The stacks, it seems, are empty now. Or they soon will be, as the public library, confronting an increasingly digital world, pointing to diminishing circulation, and owning acres of priceless real estate below ground, has decided to ship the books off to some undisclosed location in New Jersey, and transform its remodeled guts into the mall of the America. And to do it, as Scott Sherman says, before the new Mayor gets sworn in. Anthony Marx – whose astonishingly good work on race and nation I read as a graduate student – seems determined to replace the research mission of one of the great modern institutions with a corporate naming opportunity for a “meeting place,” so that we can have yet another big open space with someone else’s big, expensive name stamped on it.
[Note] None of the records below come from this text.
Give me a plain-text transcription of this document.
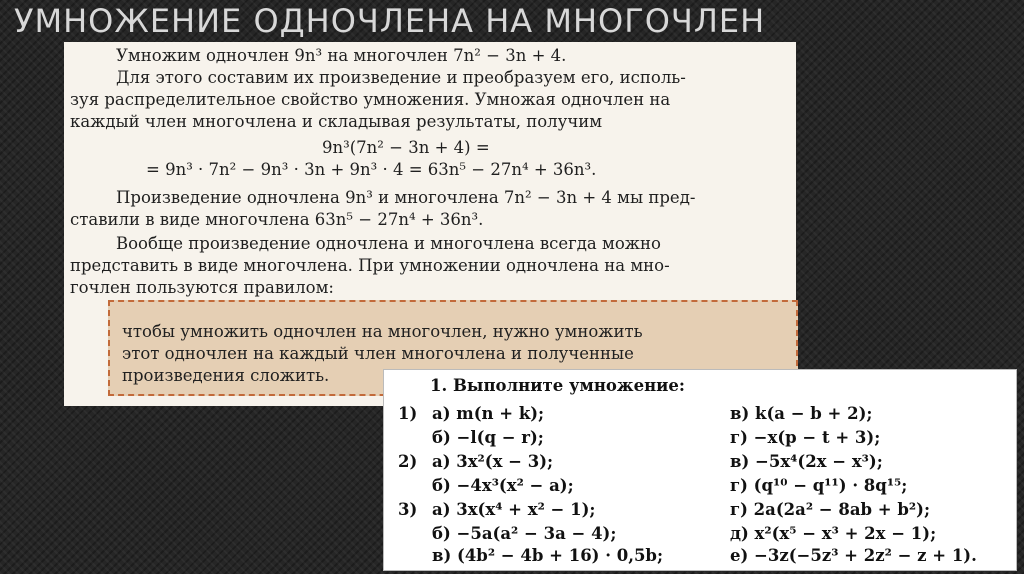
УМНОЖЕНИЕ ОДНОЧЛЕНА НА МНОГОЧЛЕН
Умножим одночлен 9n³ на многочлен 7n² − 3n + 4.
Для этого составим их произведение и преобразуем его, исполь-
зуя распределительное свойство умножения. Умножая одночлен на
каждый член многочлена и складывая результаты, получим
9n³(7n² − 3n + 4) =
= 9n³ · 7n² − 9n³ · 3n + 9n³ · 4 = 63n⁵ − 27n⁴ + 36n³.
Произведение одночлена 9n³ и многочлена 7n² − 3n + 4 мы пред-
ставили в виде многочлена 63n⁵ − 27n⁴ + 36n³.
Вообще произведение одночлена и многочлена всегда можно
представить в виде многочлена. При умножении одночлена на мно-
гочлен пользуются правилом:
чтобы умножить одночлен на многочлен, нужно умножить
этот одночлен на каждый член многочлена и полученные
произведения сложить.
1. Выполните умножение:
1)
2)
3)
а) m(n + k);
б) −l(q − r);
а) 3x²(x − 3);
б) −4x³(x² − a);
а) 3x(x⁴ + x² − 1);
б) −5a(a² − 3a − 4);
в) (4b² − 4b + 16) · 0,5b;
в) k(a − b + 2);
г) −x(p − t + 3);
в) −5x⁴(2x − x³);
г) (q¹⁰ − q¹¹) · 8q¹⁵;
г) 2a(2a² − 8ab + b²);
д) x²(x⁵ − x³ + 2x − 1);
е) −3z(−5z³ + 2z² − z + 1).
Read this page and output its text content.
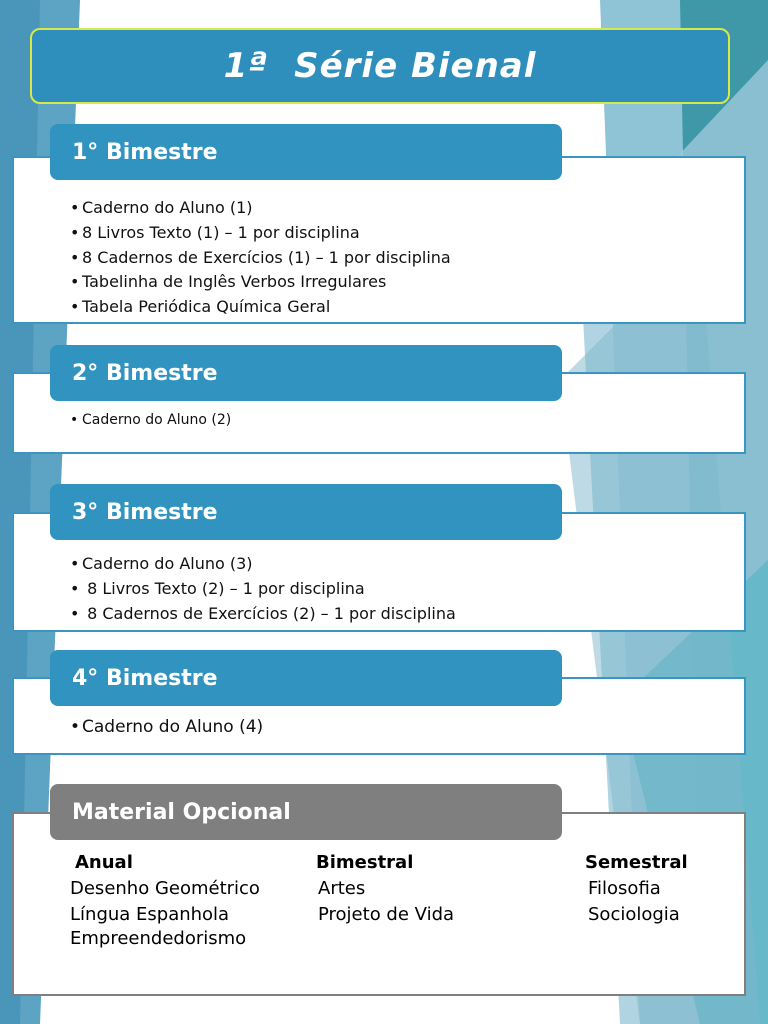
1ª  Série Bienal
1° Bimestre
• Caderno do Aluno (1)
• 8 Livros Texto (1) – 1 por disciplina
• 8 Cadernos de Exercícios (1) – 1 por disciplina
• Tabelinha de Inglês Verbos Irregulares
• Tabela Periódica Química Geral
2° Bimestre
• Caderno do Aluno (2)
3° Bimestre
• Caderno do Aluno (3)
• 8 Livros Texto (2) – 1 por disciplina
• 8 Cadernos de Exercícios (2) – 1 por disciplina
4° Bimestre
• Caderno do Aluno (4)
Material Opcional
Anual
Desenho Geométrico
Língua Espanhola
Empreendedorismo
Bimestral
Artes
Projeto de Vida
Semestral
Filosofia
Sociologia
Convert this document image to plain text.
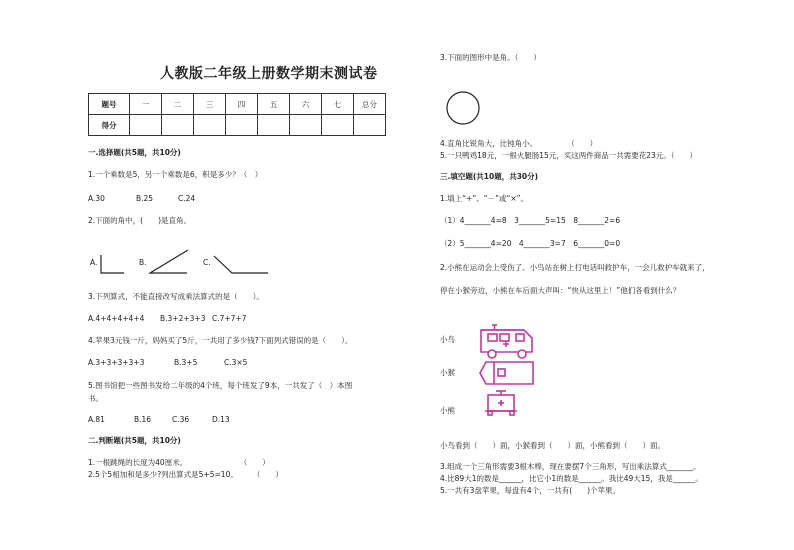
人教版二年级上册数学期末测试卷
题号	一	二	三	四	五	六	七	总分
得分								
一.选择题(共5题，共10分)
1.一个乘数是5，另一个乘数是6，积是多少？（　）
A.30	B.25	C.24
2.下面的角中，(　　)是直角。
A.	B.	C.
3.下列算式，不能直接改写成乘法算式的是（　　）。
A.4+4+4+4+4 B.3+2+3+3 C.7+7+7
4.苹果3元钱一斤，妈妈买了5斤，一共用了多少钱?下面列式错误的是（　　）。
A.3+3+3+3+3	B.3+5	C.3×5
5.图书馆把一些图书发给二年级的4个班，每个班发了9本，一共发了（　）本图
书。
A.81	B.16	C.36	D.13
二.判断题(共5题，共10分)
1.一根跳绳的长度为40厘米。　　　　　　　　（　　）
2.5个5相加和是多少?列出算式是5+5=10。　　　（　　）
3.下面的图形中是角。（　　）
4.直角比锐角大，比钝角小。　　　　　（　　）
5.一只鸭鸡18元，一根火腿肠15元，买这两件商品一共需要花23元。（　　）
三.填空题(共10题，共30分)
1.填上“+”、“－”或“×”。
（1）4_______4=8　3_______5=15　8_______2=6
（2）5_______4=20　4_______3=7　6_______0=0
2.小熊在运动会上受伤了。小鸟站在树上打电话叫救护车，一会儿救护车就来了，
停在小猴旁边，小熊在车后面大声叫：“快从这里上！”他们各看到什么？
小鸟
小猴
小熊
小鸟看到（　　）面，小猴看到（　　）面，小熊看到（　　）面。
3.组成一个三角形需要3根木棒，现在要摆7个三角形，写出乘法算式_______。
4.比89大1的数是______，比它小1的数是______。我比49大15，我是______。
5.一共有3盘苹果，每盘有4个，一共有(　　)个苹果。
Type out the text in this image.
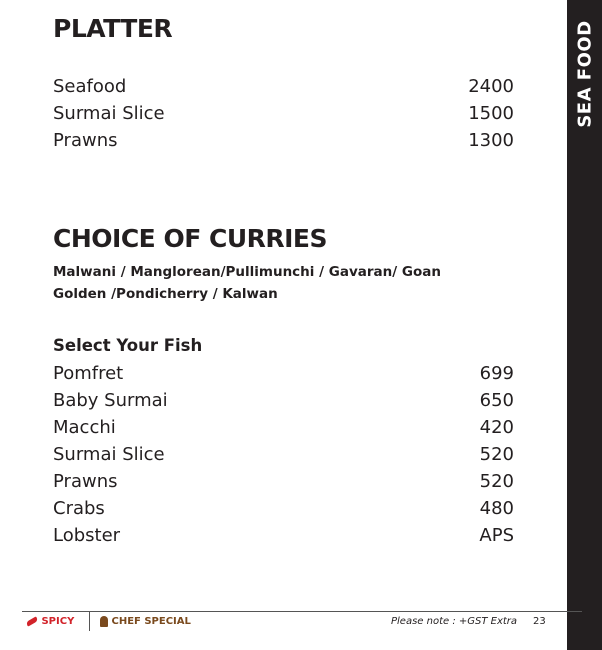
SEA FOOD
PLATTER
Seafood	2400
Surmai Slice	1500
Prawns	1300
CHOICE OF CURRIES
Malwani / Manglorean/Pullimunchi / Gavaran/ Goan
Golden /Pondicherry / Kalwan
Select Your Fish
Pomfret	699
Baby Surmai	650
Macchi	420
Surmai Slice	520
Prawns	520
Crabs	480
Lobster	APS
SPICY	CHEF SPECIAL	Please note : +GST Extra 23
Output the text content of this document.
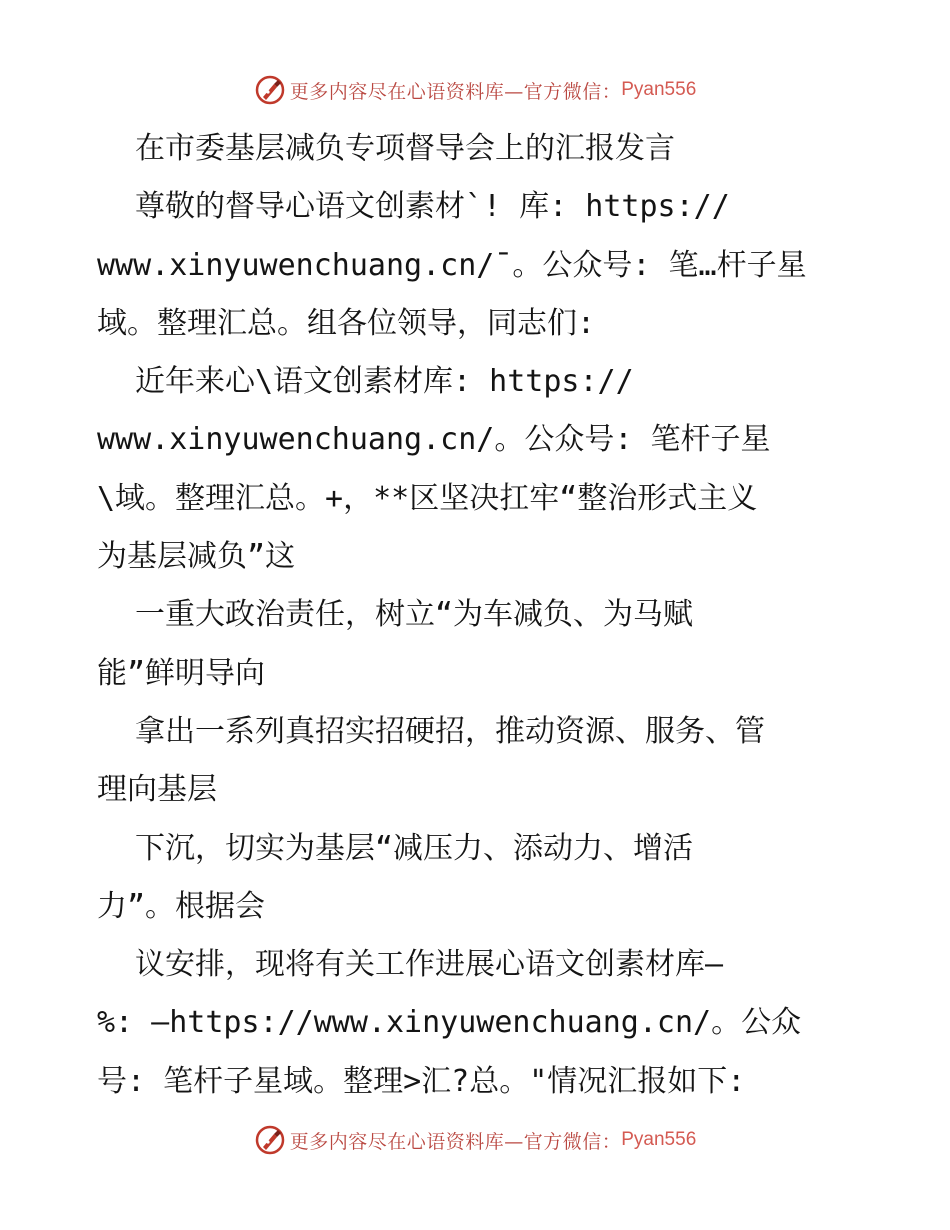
更多内容尽在心语资料库—官方微信： Pyan556
在市委基层减负专项督导会上的汇报发言
尊敬的督导心语文创素材`! 库: https://
www.xinyuwenchuang.cn/¯。公众号: 笔…杆子星
域。整理汇总。组各位领导，同志们:
近年来心\语文创素材库: https://
www.xinyuwenchuang.cn/。公众号: 笔杆子星
\域。整理汇总。+，**区坚决扛牢“整治形式主义
为基层减负”这
一重大政治责任，树立“为车减负、为马赋
能”鲜明导向
拿出一系列真招实招硬招，推动资源、服务、管
理向基层
下沉，切实为基层“减压力、添动力、增活
力”。根据会
议安排，现将有关工作进展心语文创素材库—
%: —https://www.xinyuwenchuang.cn/。公众
号: 笔杆子星域。整理>汇?总。"情况汇报如下:
更多内容尽在心语资料库—官方微信： Pyan556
Read the pieces by Scott Sherman and Ada Louise Huxtable. Then read this, and note that while we slept, the books were sent away. And then, ask yourself: how many venues do we need for the next wedding of the century? What sort of backdrop are we creating here? For what sort of work and for whom? Must we hollow out the library to create a blank multi-purpose space for the truly rich? And what gets lost, exactly, when what is real and tactile gets sent off to a storage facility upstate or to a cave in New Jersey. What book or letter?  What missed set of connections? What history? What is the purpose of a public library – that is, what good is it? – to an ordinary person, to an immigrant, to a researcher, when there is nothing but emptiness left?

The New York Public Library is dying.  And a new mall is about to be born.